熊野町で土砂崩れが起きたのは「川角」地区の住宅団地。「馬(ウマ)」は崩壊地形を示す「ウバ」の当て字に使われることが多いが、場所が離れた広島市東区「馬木」と東広島市西条町「馬木」でともに土砂崩れが起きている。ちなみに東区馬木3丁目は災害とは無縁の「やすらぎが丘団地」の名で開発されていた。新たに住み始めた住民は、自分の居住地の危険性をどこまで認識していたのだろう。
オカルトでも都市伝説でもない
『市町村名語源辞典』などによると、災害の傷跡を示す「音(読み)」や漢字が入った地名は、主なものだけでこれだけある(上表)。水を表す「さんずい」や、川の蛇行や激流を示す「蛇」や「竜(龍)」などの漢字が入った地名はわかりやすいが、多くの災害地名は「埋め(ウメ)」→「梅」、「ウバ」→「馬」のように、字より音に由来する。もともとは地域住民だけに通じる呼び名として音で語り継がれてきたためだという。
だが、ならば「梅」だけが「埋め(ウメ)」の当て字とは限らないし、かつて梅林があったことが地名の由来なら、「梅」があっても災害地名とはいえないことになる。「○○ヶ丘」「××台」という名前は安全と思いがちだが、かつて丘も台地もなかったところの地名がこうなると、何が危ない地名なのか分からない。

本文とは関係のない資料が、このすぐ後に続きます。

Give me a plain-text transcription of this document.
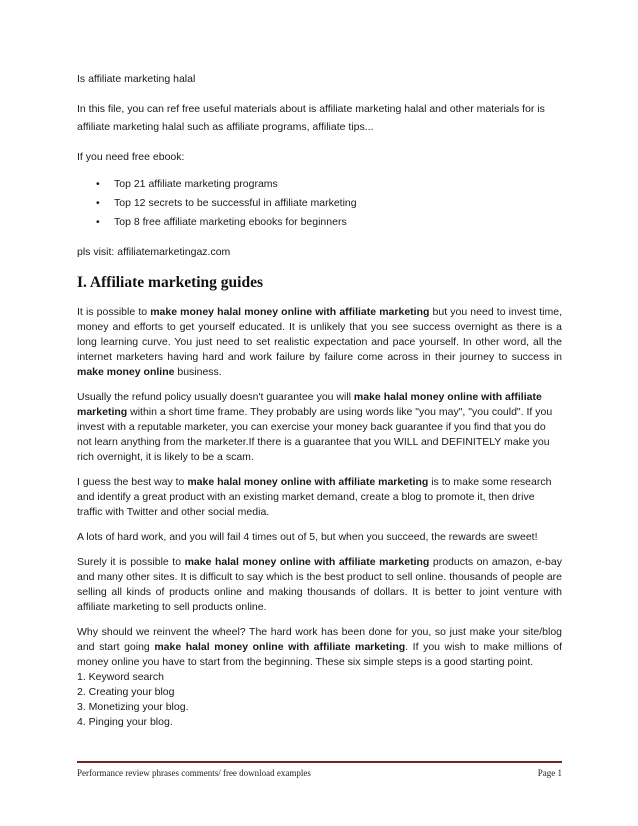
Is affiliate marketing halal

In this file, you can ref free useful materials about is affiliate marketing halal and other materials for is

affiliate marketing halal such as affiliate programs, affiliate tips...

If you need free ebook:

• Top 21 affiliate marketing programs
• Top 12 secrets to be successful in affiliate marketing
• Top 8 free affiliate marketing ebooks for beginners

pls visit: affiliatemarketingaz.com

I. Affiliate marketing guides

It is possible to make money halal money online with affiliate marketing but you need to invest time, money and efforts to get yourself educated. It is unlikely that you see success overnight as there is a long learning curve. You just need to set realistic expectation and pace yourself. In other word, all the internet marketers having hard and work failure by failure come across in their journey to success in make money online business.

Usually the refund policy usually doesn't guarantee you will make halal money online with affiliate marketing within a short time frame. They probably are using words like "you may", "you could". If you invest with a reputable marketer, you can exercise your money back guarantee if you find that you do not learn anything from the marketer.If there is a guarantee that you WILL and DEFINITELY make you rich overnight, it is likely to be a scam.

I guess the best way to make halal money online with affiliate marketing is to make some research and identify a great product with an existing market demand, create a blog to promote it, then drive traffic with Twitter and other social media.

A lots of hard work, and you will fail 4 times out of 5, but when you succeed, the rewards are sweet!

Surely it is possible to make halal money online with affiliate marketing products on amazon, e-bay and many other sites. It is difficult to say which is the best product to sell online. thousands of people are selling all kinds of products online and making thousands of dollars. It is better to joint venture with affiliate marketing to sell products online.

Why should we reinvent the wheel? The hard work has been done for you, so just make your site/blog and start going make halal money online with affiliate marketing. If you wish to make millions of money online you have to start from the beginning. These six simple steps is a good starting point.

1. Keyword search

2. Creating your blog

3. Monetizing your blog.

4. Pinging your blog.

Performance review phrases comments/ free download examples	Page 1
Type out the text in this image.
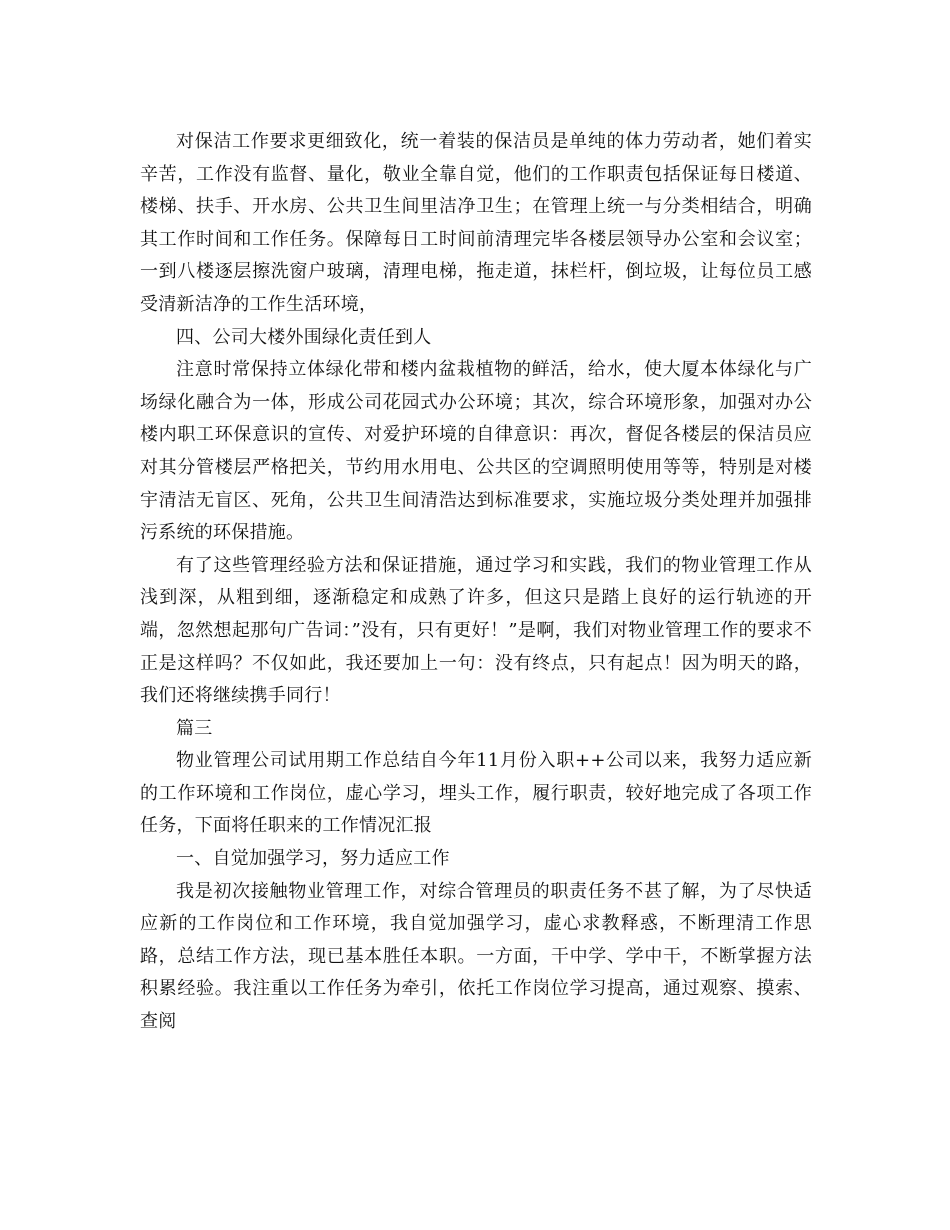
对保洁工作要求更细致化，统一着装的保洁员是单纯的体力劳动者，她们着实辛苦，工作没有监督、量化，敬业全靠自觉，他们的工作职责包括保证每日楼道、楼梯、扶手、开水房、公共卫生间里洁净卫生；在管理上统一与分类相结合，明确其工作时间和工作任务。保障每日工时间前清理完毕各楼层领导办公室和会议室；一到八楼逐层擦洗窗户玻璃，清理电梯，拖走道，抹栏杆，倒垃圾，让每位员工感受清新洁净的工作生活环境，

四、公司大楼外围绿化责任到人

注意时常保持立体绿化带和楼内盆栽植物的鲜活，给水，使大厦本体绿化与广场绿化融合为一体，形成公司花园式办公环境；其次，综合环境形象，加强对办公楼内职工环保意识的宣传、对爱护环境的自律意识：再次，督促各楼层的保洁员应对其分管楼层严格把关，节约用水用电、公共区的空调照明使用等等，特别是对楼宇清洁无盲区、死角，公共卫生间清浩达到标准要求，实施垃圾分类处理并加强排污系统的环保措施。

有了这些管理经验方法和保证措施，通过学习和实践，我们的物业管理工作从浅到深，从粗到细，逐渐稳定和成熟了许多，但这只是踏上良好的运行轨迹的开端，忽然想起那句广告词：”没有，只有更好！”是啊，我们对物业管理工作的要求不正是这样吗？不仅如此，我还要加上一句：没有终点，只有起点！因为明天的路，我们还将继续携手同行！

篇三

物业管理公司试用期工作总结自今年11月份入职++公司以来，我努力适应新的工作环境和工作岗位，虚心学习，埋头工作，履行职责，较好地完成了各项工作任务，下面将任职来的工作情况汇报

一、自觉加强学习，努力适应工作

我是初次接触物业管理工作，对综合管理员的职责任务不甚了解，为了尽快适应新的工作岗位和工作环境，我自觉加强学习，虚心求教释惑，不断理清工作思路，总结工作方法，现已基本胜任本职。一方面，干中学、学中干，不断掌握方法积累经验。我注重以工作任务为牵引，依托工作岗位学习提高，通过观察、摸索、查阅
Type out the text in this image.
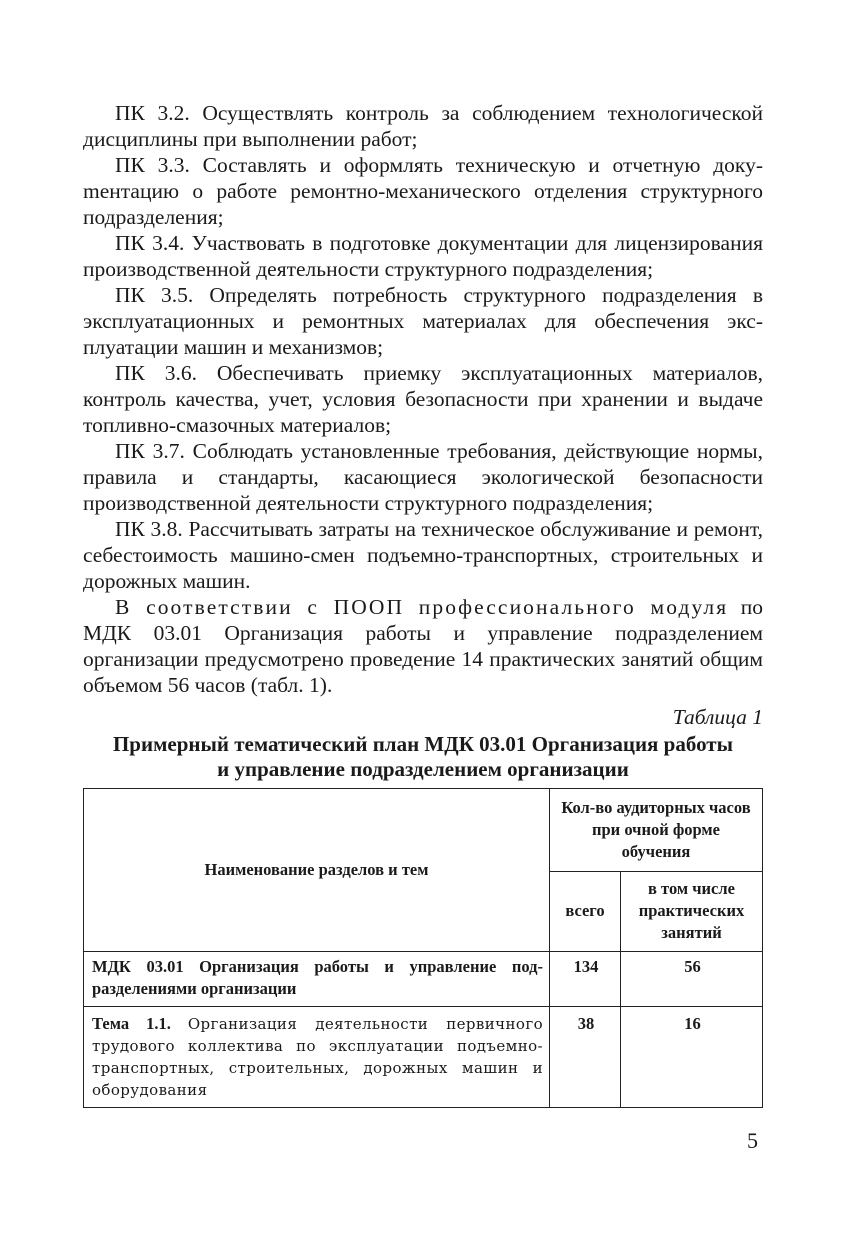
ПК 3.2. Осуществлять контроль за соблюдением технологической дисциплины при выполнении работ;

ПК 3.3. Составлять и оформлять техническую и отчетную докуmентацию о работе ремонтно-механического отделения структурного подразделения;

ПК 3.4. Участвовать в подготовке документации для лицензирования производственной деятельности структурного подразделения;

ПК 3.5. Определять потребность структурного подразделения в эксплуатационных и ремонтных материалах для обеспечения эксплуатации машин и механизмов;

ПК 3.6. Обеспечивать приемку эксплуатационных материалов, контроль качества, учет, условия безопасности при хранении и выдаче топливно-смазочных материалов;

ПК 3.7. Соблюдать установленные требования, действующие нормы, правила и стандарты, касающиеся экологической безопасности производственной деятельности структурного подразделения;

ПК 3.8. Рассчитывать затраты на техническое обслуживание и ремонт, себестоимость машино-смен подъемно-транспортных, строительных и дорожных машин.

В соответствии с ПООП профессионального модуля по МДК 03.01 Организация работы и управление подразделением организации предусмотрено проведение 14 практических занятий общим объемом 56 часов (табл. 1).

Таблица 1

Примерный тематический план МДК 03.01 Организация работы
и управление подразделением организации

Наименование разделов и тем	Кол-во аудиторных часов при очной форме обучения	
	всего	в том числе практических занятий
МДК 03.01 Организация работы и управление подразделениями организации	134	56
Тема 1.1. Организация деятельности первичного трудового коллектива по эксплуатации подъемно-транспортных, строительных, дорожных машин и оборудования	38	16
5
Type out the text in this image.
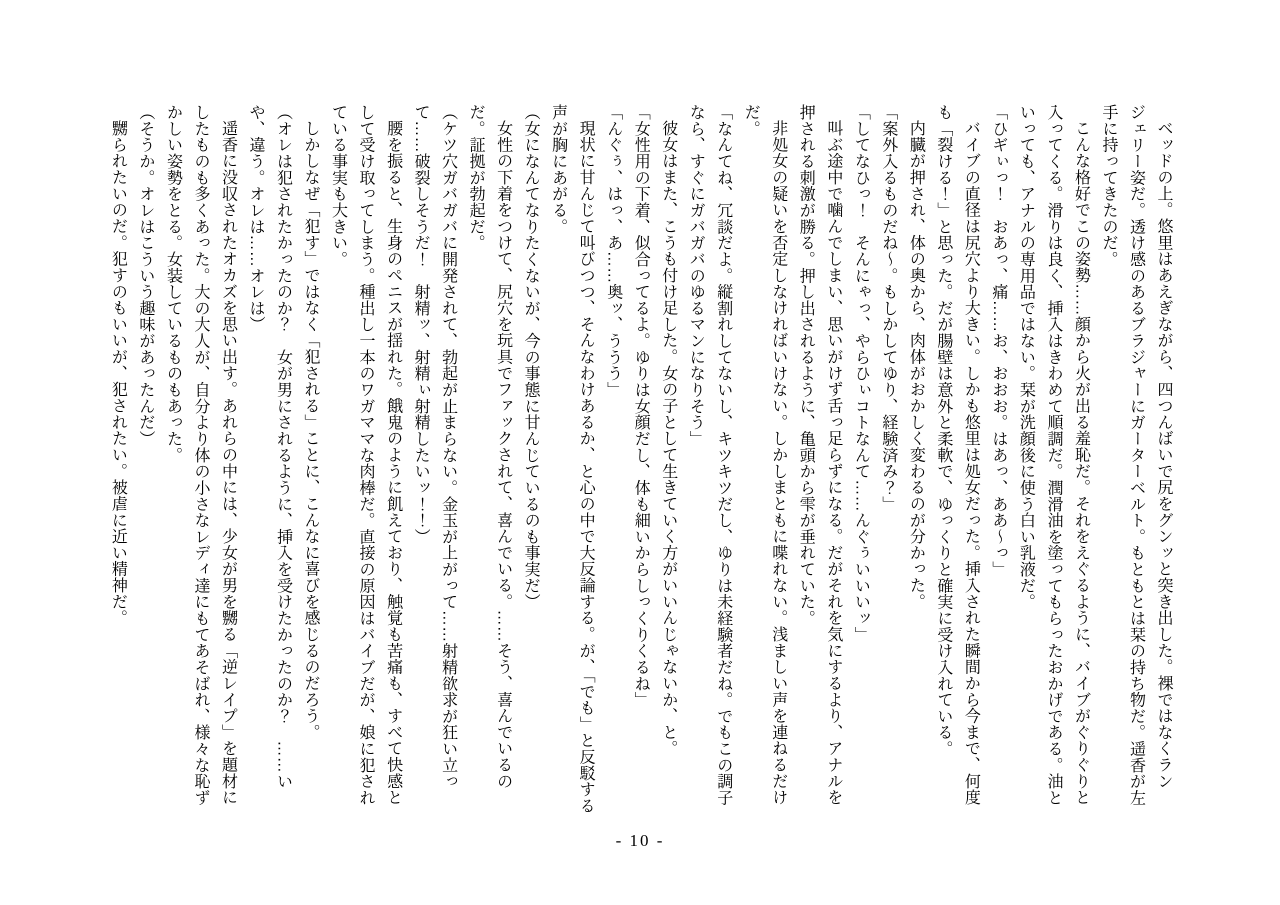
ベッドの上。悠里はあえぎながら、四つんばいで尻をグンッと突き出した。裸ではなくランジェリー姿だ。透け感のあるブラジャーにガーターベルト。もともとは栞の持ち物だ。遥香が左手に持ってきたのだ。

こんな格好でこの姿勢……顔から火が出る羞恥だ。それをえぐるように、バイブがぐりぐりと入ってくる。滑りは良く、挿入はきわめて順調だ。潤滑油を塗ってもらったおかげである。油といっても、アナルの専用品ではない。栞が洗顔後に使う白い乳液だ。

「ひギぃっ！　おあっ、痛……お、おおお。はあっ、ああ～っ」

バイブの直径は尻穴より大きい。しかも悠里は処女だった。挿入された瞬間から今まで、何度も「裂ける！」と思った。だが腸壁は意外と柔軟で、ゆっくりと確実に受け入れている。

内臓が押され、体の奥から、肉体がおかしく変わるのが分かった。

「案外入るものだね～。もしかしてゆり、経験済み？」

「してなひっ！　そんにゃっ、やらひぃコトなんて……んぐぅいいいッ」

叫ぶ途中で噛んでしまい、思いがけず舌っ足らずになる。だがそれを気にするより、アナルを押される刺激が勝る。押し出されるように、亀頭から雫が垂れていた。

非処女の疑いを否定しなければいけない。しかしまともに喋れない。浅ましい声を連ねるだけだ。

「なんてね、冗談だよ。縦割れしてないし、キツキツだし、ゆりは未経験者だね。でもこの調子なら、すぐにガバガバのゆるマンになりそう」

彼女はまた、こうも付け足した。女の子として生きていく方がいいんじゃないか、と。

「女性用の下着、似合ってるよ。ゆりは女顔だし、体も細いからしっくりくるね」

「んぐぅ、はっ、あ……奥ッ、ううう」

現状に甘んじて叫びつつ、そんなわけあるか、と心の中で大反論する。が、「でも」と反駁する声が胸にあがる。

（女になんてなりたくないが、今の事態に甘んじているのも事実だ）

女性の下着をつけて、尻穴を玩具でファックされて、喜んでいる。……そう、喜んでいるのだ。証拠が勃起だ。

（ケツ穴ガバガバに開発されて、勃起が止まらない。金玉が上がって……射精欲求が狂い立って……破裂しそうだ！　射精ッ、射精ぃ射精したいッ！！）

腰を振ると、生身のペニスが揺れた。餓鬼のように飢えており、触覚も苦痛も、すべて快感として受け取ってしまう。種出し一本のワガママな肉棒だ。直接の原因はバイブだが、娘に犯されている事実も大きい。

しかしなぜ「犯す」ではなく「犯される」ことに、こんなに喜びを感じるのだろう。

（オレは犯されたかったのか？　女が男にされるように、挿入を受けたかったのか？　……いや、違う。オレは……オレは）

遥香に没収されたオカズを思い出す。あれらの中には、少女が男を嬲る「逆レイプ」を題材にしたものも多くあった。大の大人が、自分より体の小さなレディ達にもてあそばれ、様々な恥ずかしい姿勢をとる。女装しているものもあった。

（そうか。オレはこういう趣味があったんだ）

嬲られたいのだ。犯すのもいいが、犯されたい。被虐に近い精神だ。

- 10 -
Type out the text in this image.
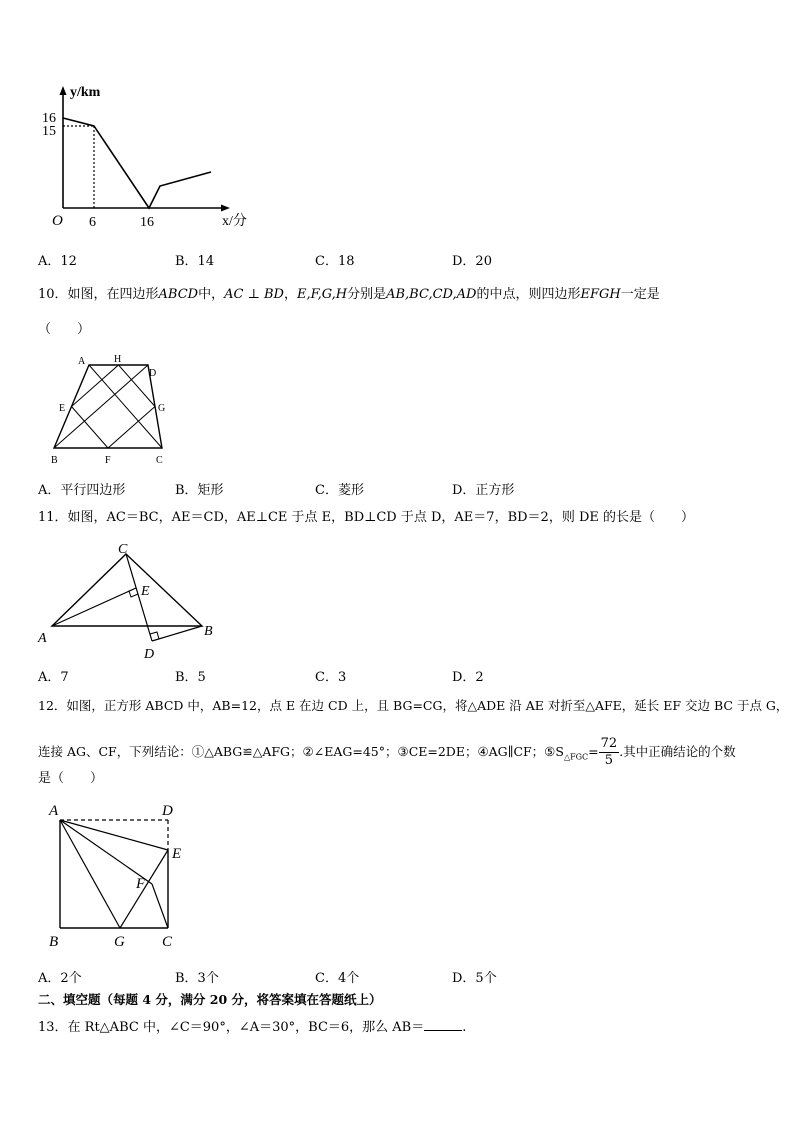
y/km
16
15
O 6	16	x/分
A．12	B．14	C．18	D．20
10．如图，在四边形ABCD中，AC ⊥ BD，E,F,G,H分别是AB,BC,CD,AD的中点，则四边形EFGH一定是
（　　）
A	H
D
E	G
B	F	C
A．平行四边形	B．矩形	C．菱形	D．正方形
11．如图，AC＝BC，AE＝CD，AE⊥CE 于点 E，BD⊥CD 于点 D，AE＝7，BD＝2，则 DE 的长是（　　）
C
E
A	B
D
A．7	B．5	C．3	D．2
12．如图，正方形 ABCD 中，AB=12，点 E 在边 CD 上，且 BG=CG，将△ADE 沿 AE 对折至△AFE，延长 EF 交边 BC 于点 G，
连接 AG、CF，下列结论：①△ABG≌△AFG；②∠EAG=45°；③CE=2DE；④AG∥CF；$⑤S_{\triangle FGC}= \frac{72}{5}$ .其中正确结论的个数
是（　　）
A	D
E
F
B	G C
A．2个	B．3个	C．4个	D．5个
二、填空题（每题 4 分，满分 20 分，将答案填在答题纸上）
13．在 Rt△ABC 中，∠C＝90°，∠A＝30°，BC＝6，那么 AB＝	.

東日本大震災以降、「この地名は危ない」と解説する本が何冊も出されたが、「結局は災害が起きた後に解釈をこじつけているだけではないか」という批判がつきまとうのには、もっともな面もある。
しかし、災害地名をオカルトや都市伝説と同列に見るのは間違いだろう。東京のバス停の名前から地盤が良好か軟弱かを調べると、河川や沖積低地の地質図と見事に一致するという研究成果もある。
天災は忘れないだけでは不十分
住んでいるところの旧地名や由来、さらには郷土史を調べるのと同時に、自治体が公表しているハザードマップを確認し、いつでも見ることができるようにしておく。自分なりの防災マップを作る作業は、災害を他人事としない第一歩にもなる。自治体も過去の郷土の記録を整理し、災害地名をハザードマップに掲載したり、地区に説明板を設けたりして、もっと防災対策に生かす策を考えてもいい。
大きな災害のたびに言われる「天災は忘れた頃にやってくる」は、科学者で随筆家でもあった寺田寅彦(1878~1935)の名言とされるが、実は寅彦の論文や随筆にこの言葉はない。寅彦が口にした言葉を、弟子の中谷宇吉郎(1900~62)が寅彦の随筆で読んだと思い込んで紹介したことで広がった。
後に宇吉郎は出典を問われて、寅彦の随筆をすべて読みなおした。「天災は…」の言葉は見つからなかったが、改めて寅彦の教えを切実に感じたのだろう。宇吉郎は寅彦の名言を「先生がペンを使わないで書かれた文字ともいえる」と述べている。
人は忘れる生き物だ。思い出せなくなったら記録を読みなおせばいい。ただし、それで終わりではいけない。寅彦とともに関東大震災の被害調査に取り組み、「地震の神様」と呼ばれた地震学者の今村明恒(1870~1948)は、「天災は忘れないだけでは不十分で、防備することが重要だ」と補足を加えている。